Hari ini kita berkumpul bukan untuk merayakan, tapi untuk mengingat luka sejarah yang berusaha dikubur dalam-dalam. Tahun 1965–1966, Indonesia menyaksikan salah satu pembantaian massal terbesar abad ke-20. Ratusan ribu orang dibunuh, jutaan lainnya dipenjara tanpa pengadilan. Mereka dicap “komunis”—padahal banyak dari mereka hanyalah buruh, petani, guru, seniman, bahkan orang biasa yang tidak pernah mengangkat senjata.
Hermawan Sulistyo mencatat, di Jawa Timur banyak petani yang menjadi korban karena konflik tanah lama yang dipelintir jadi isu “anti-komunis”. John Roosa menunjukkan, narasi “kudeta PKI” diproduksi untuk melegitimasi pembantaian.
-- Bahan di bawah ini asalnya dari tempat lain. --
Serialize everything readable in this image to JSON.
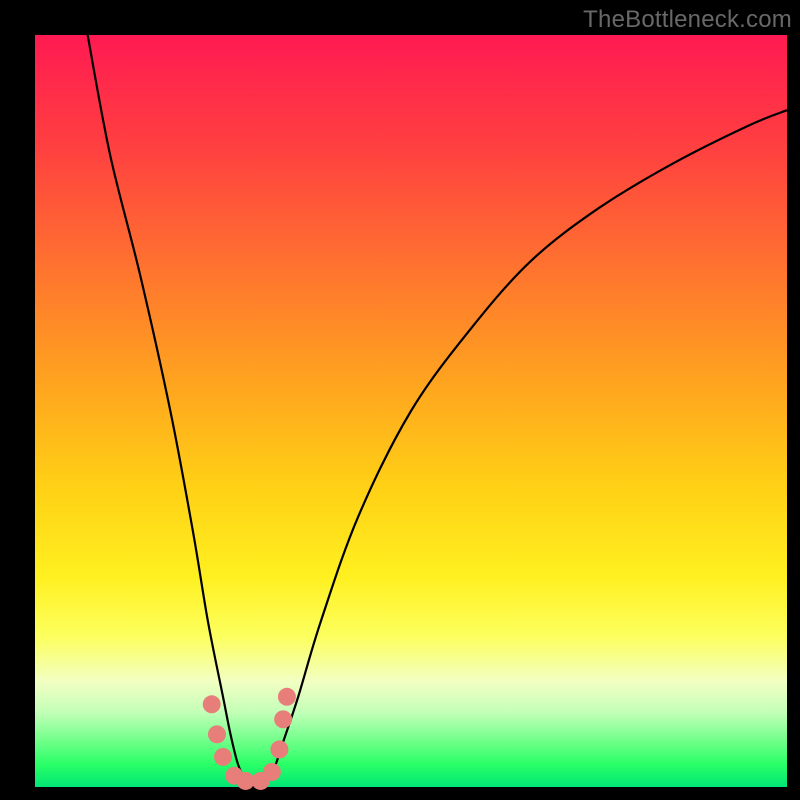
{
  "watermark": "TheBottleneck.com",
  "chart_data": {
    "type": "line",
    "title": "",
    "xlabel": "",
    "ylabel": "",
    "xlim": [
      0,
      100
    ],
    "ylim": [
      0,
      100
    ],
    "gradient_stops": [
      {
        "pos": 0,
        "color": "#ff1a52"
      },
      {
        "pos": 15,
        "color": "#ff4040"
      },
      {
        "pos": 30,
        "color": "#ff7030"
      },
      {
        "pos": 45,
        "color": "#ffa020"
      },
      {
        "pos": 60,
        "color": "#ffd015"
      },
      {
        "pos": 72,
        "color": "#fff020"
      },
      {
        "pos": 80,
        "color": "#fcff5e"
      },
      {
        "pos": 86,
        "color": "#f2ffc3"
      },
      {
        "pos": 90,
        "color": "#c4ffb8"
      },
      {
        "pos": 94,
        "color": "#6dff88"
      },
      {
        "pos": 97,
        "color": "#29ff66"
      },
      {
        "pos": 100,
        "color": "#00e676"
      }
    ],
    "series": [
      {
        "name": "bottleneck-curve",
        "x": [
          7,
          10,
          14,
          18,
          21,
          23,
          25,
          26,
          27,
          28,
          29,
          30,
          31,
          32,
          33,
          35,
          38,
          43,
          50,
          58,
          66,
          75,
          85,
          95,
          100
        ],
        "y": [
          100,
          84,
          68,
          50,
          34,
          22,
          12,
          7,
          3,
          1,
          0,
          0,
          1,
          3,
          6,
          12,
          22,
          36,
          50,
          61,
          70,
          77,
          83,
          88,
          90
        ]
      }
    ],
    "markers": {
      "name": "highlight-dots",
      "color": "#e77e7a",
      "points": [
        {
          "x": 23.5,
          "y": 11
        },
        {
          "x": 24.2,
          "y": 7
        },
        {
          "x": 25.0,
          "y": 4
        },
        {
          "x": 26.5,
          "y": 1.5
        },
        {
          "x": 28.0,
          "y": 0.8
        },
        {
          "x": 30.0,
          "y": 0.8
        },
        {
          "x": 31.5,
          "y": 2.0
        },
        {
          "x": 32.5,
          "y": 5.0
        },
        {
          "x": 33.0,
          "y": 9.0
        },
        {
          "x": 33.5,
          "y": 12.0
        }
      ]
    }
  }
}
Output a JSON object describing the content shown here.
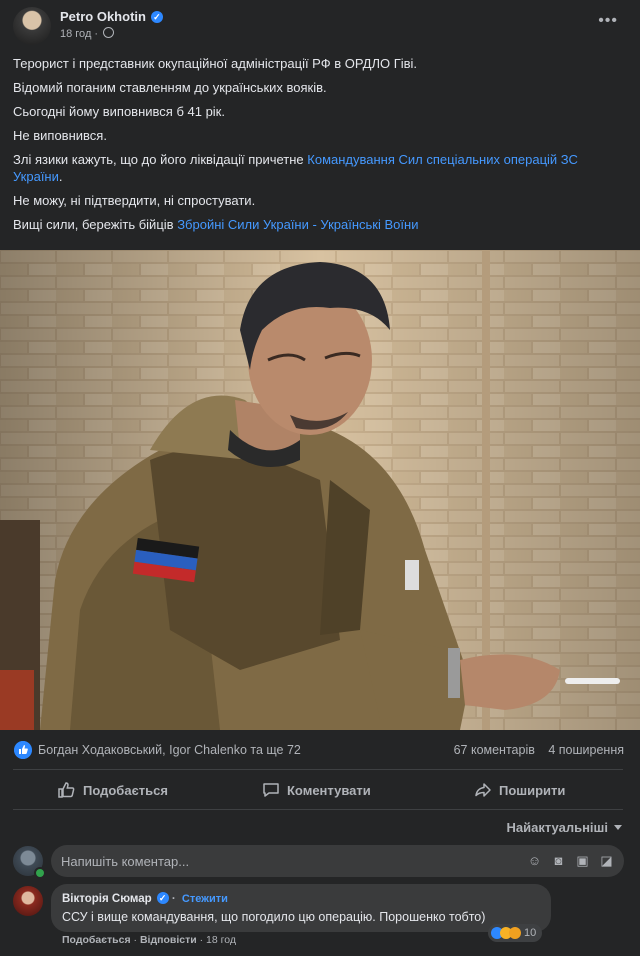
{
  "post": {
    "author": "Petro Okhotin",
    "time": "18 год",
    "paragraphs": {
      "p1": "Терорист і представник окупаційної адміністрації РФ в ОРДЛО Гіві.",
      "p2": "Відомий поганим ставленням до українських вояків.",
      "p3": "Сьогодні йому виповнився б 41 рік.",
      "p4": "Не виповнився.",
      "p5_text": "Злі язики кажуть, що до його ліквідації причетне ",
      "p5_link": "Командування Сил спеціальних операцій ЗС України",
      "p5_end": ".",
      "p6": "Не можу, ні підтвердити, ні спростувати.",
      "p7_text": "Вищі сили, бережіть бійців ",
      "p7_link": "Збройні Сили України - Українські Воїни"
    }
  },
  "reactions": {
    "summary": "Богдан Ходаковський, Igor Chalenko та ще 72",
    "comments_count": "67 коментарів",
    "shares_count": "4 поширення"
  },
  "actions": {
    "like": "Подобається",
    "comment": "Коментувати",
    "share": "Поширити"
  },
  "sort": {
    "label": "Найактуальніші"
  },
  "composer": {
    "placeholder": "Напишіть коментар..."
  },
  "comment": {
    "author": "Вікторія Сюмар",
    "follow": "Стежити",
    "text": "ССУ і вище командування, що погодило цю операцію. Порошенко тобто)",
    "like": "Подобається",
    "reply": "Відповісти",
    "time": "18 год",
    "reaction_count": "10"
  },
  "colors": {
    "background": "#242526",
    "bubble": "#3a3b3c",
    "link": "#4599ff",
    "like_blue": "#2d88ff"
  }
}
Vincent Bevins mengungkap, Amerika Serikat ikut mendorong operasi ini sebagai bagian dari Perang Dingin. Jadi jelas: ini bukan kekerasan sporadis, tapi operasi sistematis yang melibatkan negara, militer, dan dukungan internasional.
Tapi kawan-kawan, yang lebih kejam dari pembunuhan adalah usaha menghapus ingatan. Orde Baru melarang buku, membungkam diskusi, menstigma keluarga korban. Hingga hari ini, trauma masih diwariskan. Mereka yang selamat dipaksa hidup dengan cap buruk, seolah-olah mereka musuh bangsa. Padahal musuh yang sesungguhnya adalah kebohongan, ketakutan, dan impunitas.
Maka, berbicara tentang 1965 bukan sekadar membuka luka lama. Ini adalah tanggung jawab sejarah. Supaya kita tidak terus hidup dalam kebohongan. Supaya generasi baru tahu bahwa bangsa ini pernah berdarah karena propaganda dan kekuasaan yang haus kendali.
Kawan-kawan,
Menghidupkan ingatan bukan berarti menghidupkan dendam. Tapi justru membebaskan bangsa ini dari penjara kebisuan. Karena bangsa yang takut pada kebenaran adalah bangsa yang akan terus dikhianati oleh penguasa.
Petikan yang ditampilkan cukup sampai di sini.